Ecrit par Fawaz Hussain 07.06.22 dans La Une Livres, Les Livres, Recensions, Roman, Ramsay

Le dîner de l’exposition, Michèle Dassas, 281 p., 19 €

Edition: Ramsay

Le dîner de l’exposition, Michèle Dassas (par Fawaz Hussain)

 

D’emblée, tout en douceur, et avec une écriture veloutée, Michèle Dassas situe l’action de son roman dans le temps et l’espace. On est en juillet 1858, à l’aube de la révolution industrielle en Europe et la gare du Nord, telle que nous la connaissons, n’existe que depuis dix ans. Les premiers trains en partent bruyamment, enveloppés d’une épaisse fumée noire, fin prêts pour des pointes de vitesse atteignant les 54 km par heure. La romancière multiplie ainsi les détails qui témoignent d’un minutieux travail de documentation sur l’esprit de l’époque servant de toile de fond à un fait divers scandaleux, le dîner de l’exposition, que  relaye largement la presse. Aurélia, la protagoniste du roman, gratifie d’une pièce de « cinq centimes » le porteur qui l’aide à transporter sa lourde malle sur son chariot. Le couple anglais avec lequel elle partage son compartiment se déplace avec une bonne, « des couverts en argent armoriés et différents aliments enroulés dans des linges ». On est au milieu du xixe siècle, et bourgeois et aristocrates ne badinent pas avec l’étiquette.

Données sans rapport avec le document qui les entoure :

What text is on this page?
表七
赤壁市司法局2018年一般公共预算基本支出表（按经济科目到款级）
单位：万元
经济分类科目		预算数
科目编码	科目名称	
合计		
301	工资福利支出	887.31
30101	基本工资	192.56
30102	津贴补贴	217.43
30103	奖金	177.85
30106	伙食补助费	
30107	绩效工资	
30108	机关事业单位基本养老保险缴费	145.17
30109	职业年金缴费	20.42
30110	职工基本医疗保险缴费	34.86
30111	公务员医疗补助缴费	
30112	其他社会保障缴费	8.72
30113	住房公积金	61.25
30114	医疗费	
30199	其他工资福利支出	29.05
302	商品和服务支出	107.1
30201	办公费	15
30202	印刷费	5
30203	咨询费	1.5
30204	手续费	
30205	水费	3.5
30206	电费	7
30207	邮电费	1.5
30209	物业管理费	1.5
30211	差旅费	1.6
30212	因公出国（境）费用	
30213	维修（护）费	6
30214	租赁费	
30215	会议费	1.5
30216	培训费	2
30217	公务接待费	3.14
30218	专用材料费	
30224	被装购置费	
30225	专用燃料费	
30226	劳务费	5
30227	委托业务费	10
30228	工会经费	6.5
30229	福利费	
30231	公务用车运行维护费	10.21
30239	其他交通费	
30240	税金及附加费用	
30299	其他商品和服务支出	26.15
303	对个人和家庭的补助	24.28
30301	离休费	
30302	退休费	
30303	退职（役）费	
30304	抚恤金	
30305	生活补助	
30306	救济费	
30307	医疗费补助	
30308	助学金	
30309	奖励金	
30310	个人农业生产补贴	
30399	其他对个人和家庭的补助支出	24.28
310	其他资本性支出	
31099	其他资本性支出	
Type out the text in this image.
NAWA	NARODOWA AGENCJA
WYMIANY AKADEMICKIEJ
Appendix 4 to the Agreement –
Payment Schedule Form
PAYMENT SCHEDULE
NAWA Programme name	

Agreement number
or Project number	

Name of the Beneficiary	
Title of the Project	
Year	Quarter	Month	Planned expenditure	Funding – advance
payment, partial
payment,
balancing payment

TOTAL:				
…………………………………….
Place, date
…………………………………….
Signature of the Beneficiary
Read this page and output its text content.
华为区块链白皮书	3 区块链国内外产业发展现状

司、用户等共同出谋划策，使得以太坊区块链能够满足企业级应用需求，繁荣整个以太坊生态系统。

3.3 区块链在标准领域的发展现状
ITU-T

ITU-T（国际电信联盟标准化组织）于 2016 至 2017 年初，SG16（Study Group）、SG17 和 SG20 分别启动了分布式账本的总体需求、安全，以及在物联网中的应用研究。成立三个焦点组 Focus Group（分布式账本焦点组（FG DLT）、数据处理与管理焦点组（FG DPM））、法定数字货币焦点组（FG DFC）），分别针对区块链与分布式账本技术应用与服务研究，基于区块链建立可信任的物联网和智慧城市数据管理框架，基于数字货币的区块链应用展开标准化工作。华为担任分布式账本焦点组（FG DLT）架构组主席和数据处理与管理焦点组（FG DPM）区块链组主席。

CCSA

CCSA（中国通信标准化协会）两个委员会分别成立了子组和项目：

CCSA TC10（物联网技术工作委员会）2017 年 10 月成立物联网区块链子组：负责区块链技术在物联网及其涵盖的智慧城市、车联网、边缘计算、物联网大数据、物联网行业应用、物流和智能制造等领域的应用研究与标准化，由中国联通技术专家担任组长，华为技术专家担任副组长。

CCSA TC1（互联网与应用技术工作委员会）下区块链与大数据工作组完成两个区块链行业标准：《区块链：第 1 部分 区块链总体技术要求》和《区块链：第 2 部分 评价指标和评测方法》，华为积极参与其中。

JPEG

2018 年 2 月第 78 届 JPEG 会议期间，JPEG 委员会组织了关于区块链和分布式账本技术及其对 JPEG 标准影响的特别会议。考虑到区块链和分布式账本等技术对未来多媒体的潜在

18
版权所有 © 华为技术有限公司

Si Aurélia d’Auriol fait une entorse aux règles, c’est qu’elle voyage incognito. Dans l’enceinte même de la gare, elle se retourne, d’instinct, histoire de s’assurer qu’elle n’a personne à ses trousses. Elle fuit la France, et le mot « exil », dès la première page, est là pour nous rappeler que dans ces années-là, la Grande-Bretagne était le refuge pour de nombreux Français que la monarchie, fût-elle constitutionnelle, a rebutés, et, pis encore, quand le régime est devenu Second Empire… On se rappelle le légendaire chef de file des mécontents. Son ironie est toujours d’actualité quand il raille la monarchie arrogante : « Mon nom, je le commence, et vous finissez le vôtre. »

Que fuit donc cette jeune mère avec ses trois enfants ? Quel drame accable son couple qui vit séparé depuis un an et demi ? Tout le monde sait que le paysage qui défile de l’autre côté des vitres du train favorise pour les passagers les rêveries, autant que les eaux dans l’analyse bachelardienne de l’élément aquatique. Tout au long du trajet, Aurélia égrène son passé, revisite ses « mauvais souvenirs », et revit surtout un cauchemar bien récent. Convoquée au tribunal à cause de la banqueroute frauduleuse et de la fuite de son mari, elle a failli se trouver en prison. Lors des audiences où elle se faisait un sang d’encre, on apprend que cette « femme particulièrement séduisante » est née en 1826 en Guadeloupe. Fille de Geneviève, dite Titine, une mulâtresse, elle est une enfant illégitime, non reconnue, mais prétend avoir pour père Charlemagne Saint-Auril Lacour, vice-consul des États-Unis, qui veille sur elle comme sur la prunelle de ses yeux. C’est lui d’ailleurs qui arrange toutes les modalités de son exil et de sa nouvelle vie loin de la France.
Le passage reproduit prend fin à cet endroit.